When Paddy Considine brought Tyrannosaur to New York for New Directors/New Films in March (reviews), Graham Fuller met up with him to interview him for Film Comment, noting that, as an actor, "Considine, 37, has blessed a range of downbeat British films with his lugubrious, sometimes volatile presence, among them his friend Shane Meadows's A Room for Romeo Brass (99) and Dead Man's Shoes (04), Pavel Pawlikowski's Last Resort (00) and My Summer of Love (04), Michael Winterbottom's 24 Hour Party People (02), Stoned (05), and Red Riding: 1980 (09). He has also made the odd foray into Hollywood for Cinderella Man (05) and The Bourne Ultimatum (07). As a writer-director, Considine cranks up the volatility with his outstanding feature debut, Tyrannosaur, which he took a dry run at with his 2007 short, Dog Altogether."

The film "opens with Joseph (Peter Mullan) taking out his rage and self-loathing on the last thing he loves, his dog, kicking the animal to death," writes Mark Olsen in the Los Angeles Times. "He soon meets Hannah (Olivia Colman) in the shop where she works; he develops feelings for her, but their halting, deepening connection is complicated by the presence of her abusive husband (Eddie Marsan [above]). Considine acknowledges the unusual pairing of torment and uplift, but he says he consciously avoided working within one of the primary currents of British film while making Tyrannosaur. 'This is not social realism,' Considine said at the Toronto International Film Festival in September. 'I'm saying, "Here are these people. These are their circumstances. There are the worlds they are from, and this is a love story about the people you walk past in the street. Those people you see at the local shop have got a story."'"

"Tyrannosaur may take several steps beyond Gary Oldman's Nil by Mouth and Tim Roth's The War Zone toward a new extreme in Limey nihilism," wrote Jason Anderson in Cinema Scope in September. This is "a portrait of England at its most vile and violent, a country of small shabby rooms and perpetual pub brawls."

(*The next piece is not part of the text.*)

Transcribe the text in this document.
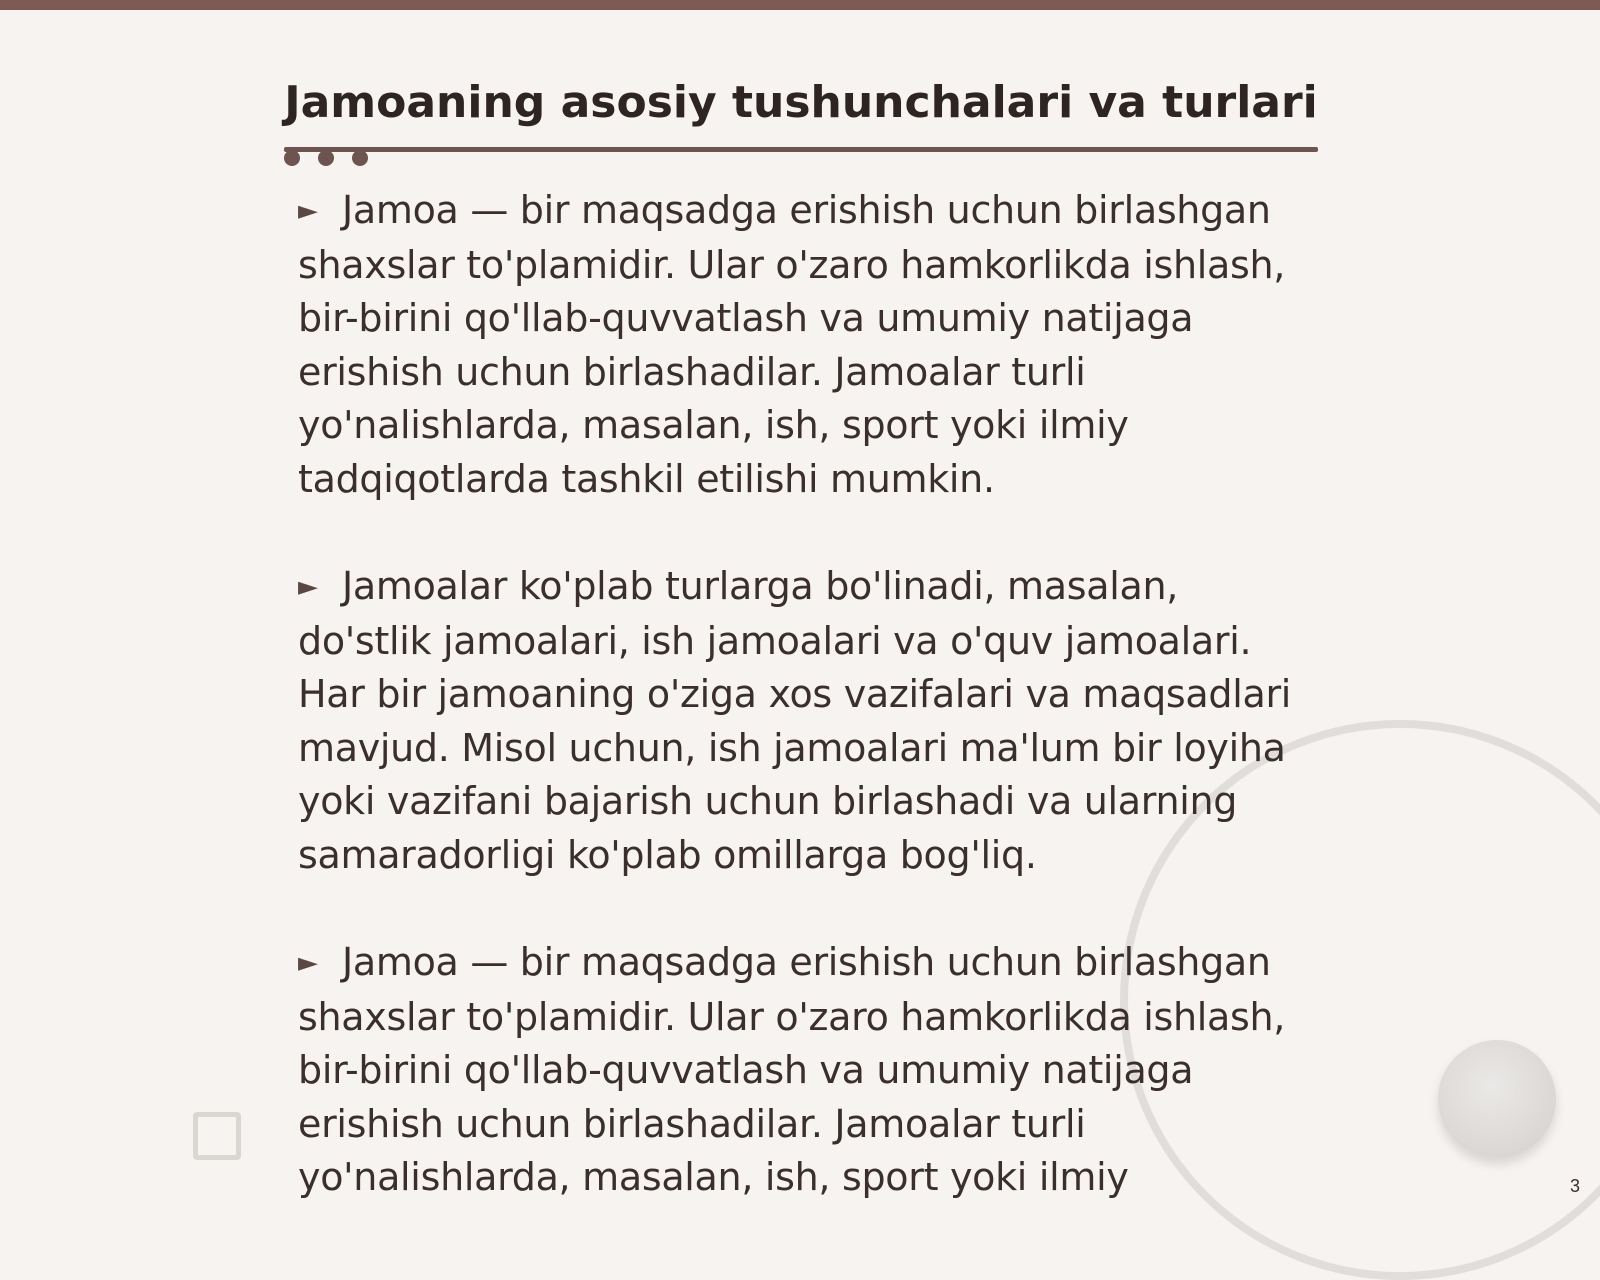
Jamoaning asosiy tushunchalari va turlari

► Jamoa — bir maqsadga erishish uchun birlashgan shaxslar to'plamidir. Ular o'zaro hamkorlikda ishlash, bir-birini qo'llab-quvvatlash va umumiy natijaga erishish uchun birlashadilar. Jamoalar turli yo'nalishlarda, masalan, ish, sport yoki ilmiy tadqiqotlarda tashkil etilishi mumkin.

► Jamoalar ko'plab turlarga bo'linadi, masalan, do'stlik jamoalari, ish jamoalari va o'quv jamoalari. Har bir jamoaning o'ziga xos vazifalari va maqsadlari mavjud. Misol uchun, ish jamoalari ma'lum bir loyiha yoki vazifani bajarish uchun birlashadi va ularning samaradorligi ko'plab omillarga bog'liq.

► Jamoa — bir maqsadga erishish uchun birlashgan shaxslar to'plamidir. Ular o'zaro hamkorlikda ishlash, bir-birini qo'llab-quvvatlash va umumiy natijaga erishish uchun birlashadilar. Jamoalar turli yo'nalishlarda, masalan, ish, sport yoki ilmiy	3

"The tentative friendship that develops between Joseph and Hannah, rather than providing a small glimmer of hope among all the grimness, demonstrates Considine's own unsteadiness with plot coherency and logic," finds Melissa Anderson in the Voice. "At best, Tyrannosaur is an actor's showcase: Although it's no stretch for Mullan to play another coont drunk on beer and rage, Colman's transformation from a broken woman to a sunny store clerk is alchemic."

More from Jeannette Catsoulis (NPR), Daniel Guzman (Cinespect), Keith Phipps (AV Club, A-), Joshua Rothkopf (Time Out New York, 3/5) and AO Scott, who writes in the New York Times that "characters are trapped, suffocated, pushed through a story that gives them very little room or time to figure themselves out, and that finally turns their feelings into the wan stuff of fable. You pity them and wish they had something better, though not quite in the way that Tyrannosaur intends."

At Sundance (reviews), Scott Macaulay and Jamie Stuart shot interviews with Considine and Mullan for Filmmaker:


Sam Adams's interview with Considine for the AV Club at Sundance "turned into a roundtable with the movie's stars, as first Olivia Colman and then Peter Mullan drifted into the room and grabbed a seat unbidden." Simon Hattenstone interviews Colman for the Guardian.